Of course, I’m a firm believer in emergency funds. But midway through, Suze drops a bit of a bombshell. She recommends a fund to cover 8 months worth of expenses. 8 months! I suppose I do have 8 months worth of expenses in savings, but that’s if I raid both the emergency fund and my savings account. Of course, I can’t say that this is a bad idea. A big emergency fund is never a bad idea. But I admit, I have to wonder. Just how long would it take to build up an 8 month emergency fund?
If I were starting from scratch, my first thought is that this would easily take over a year. After all, I don’t make two months worth of expenses in one month. But there are those three paycheck months that would help. And while I categorize my deposit into my long term savings account an expense, it wouldn’t be part of the expenses while using the fund, so I could cut that out while working to build an emergency fund. If I really had no savings at all, I guess I could also cut out my Roth IRA contributions. I can’t imagine dropping my TSP contribution though – my agency matches 5%, which is essentially free money. I don’t spend much on dining out, but cutting that down to one casual lunch a month would help, and cutting back to the bare minimum on groceries would certainly save money.
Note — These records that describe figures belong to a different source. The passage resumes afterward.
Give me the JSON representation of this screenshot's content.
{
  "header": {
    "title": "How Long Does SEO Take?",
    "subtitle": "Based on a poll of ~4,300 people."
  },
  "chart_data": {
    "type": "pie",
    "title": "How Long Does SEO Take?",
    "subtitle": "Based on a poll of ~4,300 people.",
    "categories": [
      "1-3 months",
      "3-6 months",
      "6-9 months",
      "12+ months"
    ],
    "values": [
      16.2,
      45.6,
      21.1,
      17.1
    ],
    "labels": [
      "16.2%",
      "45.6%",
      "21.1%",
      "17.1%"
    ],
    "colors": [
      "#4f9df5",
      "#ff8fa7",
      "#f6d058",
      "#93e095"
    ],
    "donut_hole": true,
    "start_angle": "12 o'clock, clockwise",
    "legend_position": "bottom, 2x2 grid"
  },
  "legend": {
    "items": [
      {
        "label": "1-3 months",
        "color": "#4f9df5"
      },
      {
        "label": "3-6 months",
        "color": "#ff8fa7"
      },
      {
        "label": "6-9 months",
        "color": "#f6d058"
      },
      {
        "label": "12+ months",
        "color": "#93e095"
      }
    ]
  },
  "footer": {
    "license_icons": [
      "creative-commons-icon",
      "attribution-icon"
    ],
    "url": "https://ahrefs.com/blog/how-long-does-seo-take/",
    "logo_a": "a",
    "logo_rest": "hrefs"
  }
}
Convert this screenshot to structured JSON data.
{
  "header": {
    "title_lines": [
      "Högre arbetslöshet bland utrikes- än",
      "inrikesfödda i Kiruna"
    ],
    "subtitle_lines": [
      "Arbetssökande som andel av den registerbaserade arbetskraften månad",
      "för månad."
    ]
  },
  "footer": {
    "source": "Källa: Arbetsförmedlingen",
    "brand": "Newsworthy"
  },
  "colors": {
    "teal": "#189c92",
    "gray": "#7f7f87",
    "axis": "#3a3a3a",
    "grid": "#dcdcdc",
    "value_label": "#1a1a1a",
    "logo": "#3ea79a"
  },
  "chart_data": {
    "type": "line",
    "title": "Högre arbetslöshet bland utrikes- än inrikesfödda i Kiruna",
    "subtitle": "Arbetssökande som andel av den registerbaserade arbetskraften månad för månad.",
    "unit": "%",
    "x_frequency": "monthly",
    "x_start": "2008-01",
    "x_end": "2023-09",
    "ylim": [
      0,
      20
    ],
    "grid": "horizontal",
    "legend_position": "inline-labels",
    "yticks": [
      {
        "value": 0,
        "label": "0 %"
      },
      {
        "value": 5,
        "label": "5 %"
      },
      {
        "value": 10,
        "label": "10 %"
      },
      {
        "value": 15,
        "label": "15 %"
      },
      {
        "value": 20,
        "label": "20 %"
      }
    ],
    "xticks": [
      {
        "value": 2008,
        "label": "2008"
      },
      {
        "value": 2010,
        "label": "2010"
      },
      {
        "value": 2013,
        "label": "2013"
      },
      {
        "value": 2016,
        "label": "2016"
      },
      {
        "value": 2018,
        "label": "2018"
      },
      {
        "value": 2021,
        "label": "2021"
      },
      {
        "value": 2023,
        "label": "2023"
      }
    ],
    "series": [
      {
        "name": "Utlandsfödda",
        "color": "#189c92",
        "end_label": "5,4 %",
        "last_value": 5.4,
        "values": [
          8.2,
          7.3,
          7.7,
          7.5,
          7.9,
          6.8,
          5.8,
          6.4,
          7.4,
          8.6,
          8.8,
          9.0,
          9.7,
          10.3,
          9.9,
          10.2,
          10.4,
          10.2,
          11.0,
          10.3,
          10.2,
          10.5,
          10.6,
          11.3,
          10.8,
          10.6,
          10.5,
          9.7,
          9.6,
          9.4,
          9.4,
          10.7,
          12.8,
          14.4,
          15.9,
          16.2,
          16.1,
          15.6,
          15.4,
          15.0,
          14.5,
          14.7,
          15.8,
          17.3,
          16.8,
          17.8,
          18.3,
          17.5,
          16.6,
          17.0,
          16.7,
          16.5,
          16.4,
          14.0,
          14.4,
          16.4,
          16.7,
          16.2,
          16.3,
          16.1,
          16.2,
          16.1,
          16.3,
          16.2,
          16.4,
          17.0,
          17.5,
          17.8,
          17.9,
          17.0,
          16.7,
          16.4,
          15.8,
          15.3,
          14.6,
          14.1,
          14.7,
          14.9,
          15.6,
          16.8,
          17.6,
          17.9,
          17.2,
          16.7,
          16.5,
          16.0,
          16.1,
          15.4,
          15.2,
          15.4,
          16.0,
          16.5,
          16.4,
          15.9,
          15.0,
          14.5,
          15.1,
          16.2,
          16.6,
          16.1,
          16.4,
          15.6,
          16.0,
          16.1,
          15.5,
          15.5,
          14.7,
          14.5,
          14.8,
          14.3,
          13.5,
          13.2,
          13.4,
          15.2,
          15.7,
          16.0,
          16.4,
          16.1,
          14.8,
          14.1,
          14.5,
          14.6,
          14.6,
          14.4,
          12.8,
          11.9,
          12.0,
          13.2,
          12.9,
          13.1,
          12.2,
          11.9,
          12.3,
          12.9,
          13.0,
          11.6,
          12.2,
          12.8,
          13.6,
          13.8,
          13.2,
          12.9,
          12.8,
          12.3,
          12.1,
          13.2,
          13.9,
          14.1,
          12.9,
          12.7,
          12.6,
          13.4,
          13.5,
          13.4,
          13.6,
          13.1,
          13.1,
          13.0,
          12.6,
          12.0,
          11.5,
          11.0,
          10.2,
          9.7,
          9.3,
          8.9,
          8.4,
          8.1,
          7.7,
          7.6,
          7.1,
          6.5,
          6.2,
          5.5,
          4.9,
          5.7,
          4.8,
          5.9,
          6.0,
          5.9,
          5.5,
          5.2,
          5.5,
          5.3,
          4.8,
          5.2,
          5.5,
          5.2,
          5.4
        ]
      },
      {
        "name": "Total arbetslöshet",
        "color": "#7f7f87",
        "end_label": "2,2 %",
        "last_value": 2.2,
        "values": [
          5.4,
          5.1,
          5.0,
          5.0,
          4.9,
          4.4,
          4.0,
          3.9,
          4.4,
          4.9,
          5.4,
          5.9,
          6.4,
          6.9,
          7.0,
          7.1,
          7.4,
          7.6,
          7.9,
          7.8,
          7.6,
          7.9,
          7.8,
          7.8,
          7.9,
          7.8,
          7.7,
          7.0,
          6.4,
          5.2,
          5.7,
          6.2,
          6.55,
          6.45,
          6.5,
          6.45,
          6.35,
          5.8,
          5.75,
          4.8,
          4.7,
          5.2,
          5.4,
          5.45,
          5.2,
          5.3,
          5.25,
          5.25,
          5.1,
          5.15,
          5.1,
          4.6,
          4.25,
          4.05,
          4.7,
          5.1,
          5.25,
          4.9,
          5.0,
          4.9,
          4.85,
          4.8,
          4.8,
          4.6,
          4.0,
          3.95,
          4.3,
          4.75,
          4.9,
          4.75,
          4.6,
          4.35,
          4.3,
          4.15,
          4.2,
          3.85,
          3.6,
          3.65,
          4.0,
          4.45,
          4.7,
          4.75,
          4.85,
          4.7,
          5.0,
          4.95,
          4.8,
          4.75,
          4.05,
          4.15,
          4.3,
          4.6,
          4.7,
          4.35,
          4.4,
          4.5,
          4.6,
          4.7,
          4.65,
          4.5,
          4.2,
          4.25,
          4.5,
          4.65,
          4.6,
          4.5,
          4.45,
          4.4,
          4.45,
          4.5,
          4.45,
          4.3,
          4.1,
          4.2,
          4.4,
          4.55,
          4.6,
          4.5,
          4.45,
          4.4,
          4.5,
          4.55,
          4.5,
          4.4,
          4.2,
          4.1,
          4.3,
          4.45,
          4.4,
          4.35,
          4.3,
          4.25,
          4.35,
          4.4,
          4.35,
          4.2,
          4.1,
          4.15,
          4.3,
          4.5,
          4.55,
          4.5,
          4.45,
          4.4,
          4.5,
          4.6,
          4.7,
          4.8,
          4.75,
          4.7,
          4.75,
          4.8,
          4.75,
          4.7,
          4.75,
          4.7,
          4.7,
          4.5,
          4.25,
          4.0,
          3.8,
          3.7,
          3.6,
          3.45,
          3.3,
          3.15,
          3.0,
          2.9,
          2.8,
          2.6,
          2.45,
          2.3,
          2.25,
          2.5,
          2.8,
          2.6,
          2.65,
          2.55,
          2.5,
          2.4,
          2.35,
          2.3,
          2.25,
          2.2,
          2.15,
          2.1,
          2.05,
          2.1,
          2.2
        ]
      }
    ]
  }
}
This has made me think again about my emergency fund. I know that it has between 5 and 6 months of expenses, but that’s a rough estimate based on my normal monthly spending. It’s probably closer to 7 months, if I think about the bare minimum of my expenses. So perhaps 8 months isn’t all that crazy. But it feels like a lot.
How’s your emergency fund? Closer to the standard 4-6 months? At Suze’s recommended 8 months? More?